Your colleagues, your Kung Fu master, your language partner, your teacher, your student, your cab driver, your roommate. There is no beginning and no end to who you can and will befriend abroad.
Whether circumstances put you together or you bonded spontaneously, these friendships may be fleeting or lasting. But either way, you’ll likely both benefit from the experience.
You’ll also befriend fellow expats. They’re in the same position as you are, so they can offer you resources and advice on how to best integrate.
However, depending on their perspective and how long they’ve lived in the host country, they may also have the baggage of cynicism and bad experiences. It might be wise to take anything negative they may say about your host with a grain of salt.
It would also be wise not to flock to only “your own.” While fellow expats can and will offer you some comfort from home, some commissary when things get tough, and a helping hand when need be, you won’t truly know the culture unless you mix with it.
How Do I Make Friends?
“Nihao, how are you today? I eally want to try Beijing duck. Would you like to go to dinner sometime?”

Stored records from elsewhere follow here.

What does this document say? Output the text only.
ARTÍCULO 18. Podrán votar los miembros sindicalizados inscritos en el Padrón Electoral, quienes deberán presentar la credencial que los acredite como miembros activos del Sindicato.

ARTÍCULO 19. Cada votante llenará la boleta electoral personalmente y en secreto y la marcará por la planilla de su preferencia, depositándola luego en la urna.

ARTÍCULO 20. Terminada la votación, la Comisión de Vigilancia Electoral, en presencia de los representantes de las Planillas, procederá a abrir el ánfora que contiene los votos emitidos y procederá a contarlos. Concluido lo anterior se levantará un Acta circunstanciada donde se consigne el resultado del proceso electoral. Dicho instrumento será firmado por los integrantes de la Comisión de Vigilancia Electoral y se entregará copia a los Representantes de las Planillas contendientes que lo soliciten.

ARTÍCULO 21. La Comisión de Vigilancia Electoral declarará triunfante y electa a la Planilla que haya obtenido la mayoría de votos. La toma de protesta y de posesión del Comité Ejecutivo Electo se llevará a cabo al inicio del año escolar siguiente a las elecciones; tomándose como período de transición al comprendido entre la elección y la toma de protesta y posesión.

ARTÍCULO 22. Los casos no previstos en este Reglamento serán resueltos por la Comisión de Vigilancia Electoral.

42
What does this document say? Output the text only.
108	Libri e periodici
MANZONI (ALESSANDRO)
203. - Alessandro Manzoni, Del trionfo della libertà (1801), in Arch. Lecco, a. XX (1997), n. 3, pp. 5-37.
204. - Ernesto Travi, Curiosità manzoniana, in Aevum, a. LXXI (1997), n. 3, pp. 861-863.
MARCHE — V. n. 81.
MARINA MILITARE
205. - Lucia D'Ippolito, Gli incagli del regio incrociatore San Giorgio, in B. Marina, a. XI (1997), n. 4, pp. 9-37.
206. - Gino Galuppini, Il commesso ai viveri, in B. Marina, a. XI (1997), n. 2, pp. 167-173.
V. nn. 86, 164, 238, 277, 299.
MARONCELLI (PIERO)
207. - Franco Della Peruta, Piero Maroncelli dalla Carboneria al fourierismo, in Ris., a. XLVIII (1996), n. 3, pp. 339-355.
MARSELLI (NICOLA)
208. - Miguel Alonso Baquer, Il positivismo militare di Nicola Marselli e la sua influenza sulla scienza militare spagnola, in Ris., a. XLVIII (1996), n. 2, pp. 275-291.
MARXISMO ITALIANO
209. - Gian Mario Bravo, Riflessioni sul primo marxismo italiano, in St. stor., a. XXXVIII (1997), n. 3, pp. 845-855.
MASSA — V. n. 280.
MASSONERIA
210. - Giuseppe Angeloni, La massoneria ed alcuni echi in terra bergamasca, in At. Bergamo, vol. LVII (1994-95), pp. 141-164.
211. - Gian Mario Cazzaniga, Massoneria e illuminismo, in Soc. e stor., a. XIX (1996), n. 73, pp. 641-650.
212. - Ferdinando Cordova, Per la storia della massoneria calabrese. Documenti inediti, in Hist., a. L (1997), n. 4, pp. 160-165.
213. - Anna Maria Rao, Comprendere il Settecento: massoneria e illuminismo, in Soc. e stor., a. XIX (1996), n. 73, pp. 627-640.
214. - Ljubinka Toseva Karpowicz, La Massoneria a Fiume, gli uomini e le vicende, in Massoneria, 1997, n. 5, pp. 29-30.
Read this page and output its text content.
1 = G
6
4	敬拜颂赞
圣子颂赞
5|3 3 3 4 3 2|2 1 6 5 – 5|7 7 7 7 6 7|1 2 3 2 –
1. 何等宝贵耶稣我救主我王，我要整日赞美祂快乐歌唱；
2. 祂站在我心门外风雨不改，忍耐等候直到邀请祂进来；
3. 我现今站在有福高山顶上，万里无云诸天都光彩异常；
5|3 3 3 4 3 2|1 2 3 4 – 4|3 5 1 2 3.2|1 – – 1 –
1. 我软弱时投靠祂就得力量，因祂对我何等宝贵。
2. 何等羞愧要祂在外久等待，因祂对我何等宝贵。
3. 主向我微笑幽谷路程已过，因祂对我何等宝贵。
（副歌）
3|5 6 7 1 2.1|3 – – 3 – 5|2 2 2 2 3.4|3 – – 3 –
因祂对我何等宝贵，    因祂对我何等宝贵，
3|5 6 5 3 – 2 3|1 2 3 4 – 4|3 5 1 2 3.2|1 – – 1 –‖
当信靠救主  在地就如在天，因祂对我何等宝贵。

“Bonjour, sorry for my French. I’m working on it. Could you practice with me? I’ll buy you a coffee.”
“Privyet, ochen priyatno. I’m new to Ukraine. Would you mind showing me around Kyiv?”
Believe it or not, making friends is as simple as the above interactions. Invitations to grab dinner, practice language, or be a personal tour guide around the city are almost never declined. This is because local people want to show you the best side of themselves, their culture, and the beauties of their country. Take advantage of friendships in a positive way, give back, share, and integrate with ease.